Grip


After Slip by Sina Queyras

An owl made me think of
calling you, so I dialled each
number in his book until
I reached yours. The first thing
you say is this may
take a long time. I hope it does.
I’m desperate to share this with you.
Let’s be peaks, pine trees, magpies.
We can wait for each other to change slowly over centuries.
We’ll collect every copper coin, every silver needle,
that the other leaves behind. We’ll sew
pillows with the tamarind and jasmine
that arrive, tacit and silken, between snowfalls.
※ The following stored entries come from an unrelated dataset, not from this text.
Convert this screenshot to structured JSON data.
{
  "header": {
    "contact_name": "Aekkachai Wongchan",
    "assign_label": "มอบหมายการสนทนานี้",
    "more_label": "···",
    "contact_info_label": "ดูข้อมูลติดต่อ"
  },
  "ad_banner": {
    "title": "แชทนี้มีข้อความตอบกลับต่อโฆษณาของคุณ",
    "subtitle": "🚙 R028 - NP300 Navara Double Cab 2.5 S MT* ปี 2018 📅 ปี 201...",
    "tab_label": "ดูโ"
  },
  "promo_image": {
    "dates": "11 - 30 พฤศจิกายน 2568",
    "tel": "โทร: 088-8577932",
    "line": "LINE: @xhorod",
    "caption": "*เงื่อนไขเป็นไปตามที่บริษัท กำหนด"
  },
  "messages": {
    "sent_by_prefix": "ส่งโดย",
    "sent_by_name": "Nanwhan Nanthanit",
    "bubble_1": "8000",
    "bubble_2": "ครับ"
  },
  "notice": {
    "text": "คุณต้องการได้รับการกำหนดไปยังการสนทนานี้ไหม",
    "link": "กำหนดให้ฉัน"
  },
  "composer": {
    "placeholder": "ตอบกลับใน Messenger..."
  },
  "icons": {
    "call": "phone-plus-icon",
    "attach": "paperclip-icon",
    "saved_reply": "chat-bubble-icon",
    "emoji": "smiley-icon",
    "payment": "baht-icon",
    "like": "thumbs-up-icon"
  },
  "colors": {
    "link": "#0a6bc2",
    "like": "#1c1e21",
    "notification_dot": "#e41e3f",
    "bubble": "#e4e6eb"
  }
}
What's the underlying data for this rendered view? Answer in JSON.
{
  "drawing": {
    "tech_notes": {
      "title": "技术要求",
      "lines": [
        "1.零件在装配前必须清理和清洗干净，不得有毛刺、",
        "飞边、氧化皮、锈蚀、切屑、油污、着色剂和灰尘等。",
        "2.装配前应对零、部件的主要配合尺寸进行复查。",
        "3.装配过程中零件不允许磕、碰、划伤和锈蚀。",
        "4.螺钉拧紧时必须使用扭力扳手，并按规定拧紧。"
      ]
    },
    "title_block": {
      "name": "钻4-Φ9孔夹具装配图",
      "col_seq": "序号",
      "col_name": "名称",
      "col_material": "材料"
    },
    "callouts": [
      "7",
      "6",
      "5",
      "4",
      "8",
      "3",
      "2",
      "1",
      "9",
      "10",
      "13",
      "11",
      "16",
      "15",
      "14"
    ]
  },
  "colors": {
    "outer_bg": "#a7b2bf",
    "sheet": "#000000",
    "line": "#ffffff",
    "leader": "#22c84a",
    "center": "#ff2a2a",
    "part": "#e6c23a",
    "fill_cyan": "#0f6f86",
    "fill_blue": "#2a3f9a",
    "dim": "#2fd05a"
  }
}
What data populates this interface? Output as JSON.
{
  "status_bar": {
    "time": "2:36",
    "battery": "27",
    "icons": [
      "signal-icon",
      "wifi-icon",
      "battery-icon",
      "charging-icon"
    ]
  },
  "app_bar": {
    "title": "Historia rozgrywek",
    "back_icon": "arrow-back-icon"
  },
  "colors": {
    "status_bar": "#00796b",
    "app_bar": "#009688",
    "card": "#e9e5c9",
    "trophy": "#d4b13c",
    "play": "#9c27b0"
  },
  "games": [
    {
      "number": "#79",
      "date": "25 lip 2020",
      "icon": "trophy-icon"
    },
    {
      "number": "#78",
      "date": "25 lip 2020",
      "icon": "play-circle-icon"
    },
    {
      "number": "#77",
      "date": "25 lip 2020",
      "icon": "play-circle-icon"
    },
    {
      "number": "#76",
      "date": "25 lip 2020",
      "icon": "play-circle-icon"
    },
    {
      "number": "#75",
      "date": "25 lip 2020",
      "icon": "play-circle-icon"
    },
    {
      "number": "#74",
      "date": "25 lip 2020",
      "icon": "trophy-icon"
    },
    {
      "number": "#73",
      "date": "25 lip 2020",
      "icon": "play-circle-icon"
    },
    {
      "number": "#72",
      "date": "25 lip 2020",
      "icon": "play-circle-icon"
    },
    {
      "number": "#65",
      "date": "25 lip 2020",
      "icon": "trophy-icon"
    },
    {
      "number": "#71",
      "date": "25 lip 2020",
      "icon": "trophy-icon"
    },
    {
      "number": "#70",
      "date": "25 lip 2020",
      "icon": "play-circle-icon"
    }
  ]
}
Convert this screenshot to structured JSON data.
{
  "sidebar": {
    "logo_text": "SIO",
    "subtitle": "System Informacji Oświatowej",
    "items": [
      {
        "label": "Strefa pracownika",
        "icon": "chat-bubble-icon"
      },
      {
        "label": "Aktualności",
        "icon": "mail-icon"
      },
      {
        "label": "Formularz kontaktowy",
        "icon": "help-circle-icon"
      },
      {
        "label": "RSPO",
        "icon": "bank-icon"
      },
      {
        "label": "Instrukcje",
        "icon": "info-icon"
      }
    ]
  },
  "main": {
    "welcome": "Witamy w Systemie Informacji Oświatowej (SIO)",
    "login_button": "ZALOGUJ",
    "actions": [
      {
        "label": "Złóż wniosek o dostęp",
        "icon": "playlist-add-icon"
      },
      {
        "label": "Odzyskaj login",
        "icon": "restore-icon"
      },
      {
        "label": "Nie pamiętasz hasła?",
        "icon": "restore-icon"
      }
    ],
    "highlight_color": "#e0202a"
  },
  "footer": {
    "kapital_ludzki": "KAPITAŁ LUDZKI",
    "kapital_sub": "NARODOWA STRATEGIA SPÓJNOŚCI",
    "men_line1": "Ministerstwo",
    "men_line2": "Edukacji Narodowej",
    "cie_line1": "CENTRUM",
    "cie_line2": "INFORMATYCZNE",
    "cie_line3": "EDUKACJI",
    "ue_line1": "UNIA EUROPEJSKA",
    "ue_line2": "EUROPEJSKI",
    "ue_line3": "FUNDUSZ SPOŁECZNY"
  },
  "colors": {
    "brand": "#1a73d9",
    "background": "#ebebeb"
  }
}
I know I’ve not yet loved you enough,
but how can we be in two beds
of feather and straw?
We should be lying in your bed eating moon jelly,
should be dying in one another’s arms,
should be folding into each other like
nodding mushrooms, watching the
light turn apricot and morning glory
unfold its silk. One-night stands don’t
linger for weeks. Pears for teeth,
they’ll leave no lasting teeth marks
on our necks. Paramours fizz like
pop rocks and liquesce to nothing on
our tongues. Wait until we’re face to face—

you’ll see how our sweat, tears, longing,
are for each other. I could put winged
things in your shoes, fly you to the
palm of my hand. You, powdery and
trembling, a moth rustling from oak
leaves. I, too, shiver. We keep one eye
each on the back door, knowing it can
always be kicked in. Sometimes we
can’t tell what is a door, a closet.
Those are no reasons to shun entrances.
There is a pause so lengthy on the line
I can hear a crow calling over the hollow.
Hours stretch themselves to days,
but I haven’t the energy to hang up.

Your earlier words now pearling,
I fall in love with you once more.
I can see where I want us to
go and I dread the receiver’s
click. How can we survive this
untransformed? Silence is a
door that swings open wide
the heart. If I were brave,
I would beg you to leap through.
It should be enough, though,
if each time you sit a little
closer to the threshold,
and let me fall asleep to
the possibilities of you.


Questions and Answers

A couple of years ago, I read one of Sina Queyras’ early books of poetry, Slip. That book, as I read it, concerns an affair between a professor and a student and details the profoundly destabilizing effect that the affair has on the speaker’s long-term relationship with their partner. The flirtation with the paramour seemed so much more fresh and vibrant to me than the rather staid description of the long-term relationship, though the affair does not ultimately prevail. Nevertheless, the book seemed to offer a rather dispiriting view of long-term relationships. I wanted to write a poem that, in contrast, was about the vibrancy particular to committed and persistent loves. In my response, “Grip,” there is an affair but it is barely mentioned, because all the speaker gained from it is a realization of how much more significant their partner is, and how much richer a long and deep connection is than a passing fling. I hoped that “Grip” would be both a response to Slip, as well as a poem that can be read in its own right without the necessity of understanding the reference. However, in case a potential reader is interesting in understanding the original, I chose to note the source of inspiration in the epigraph of my poem.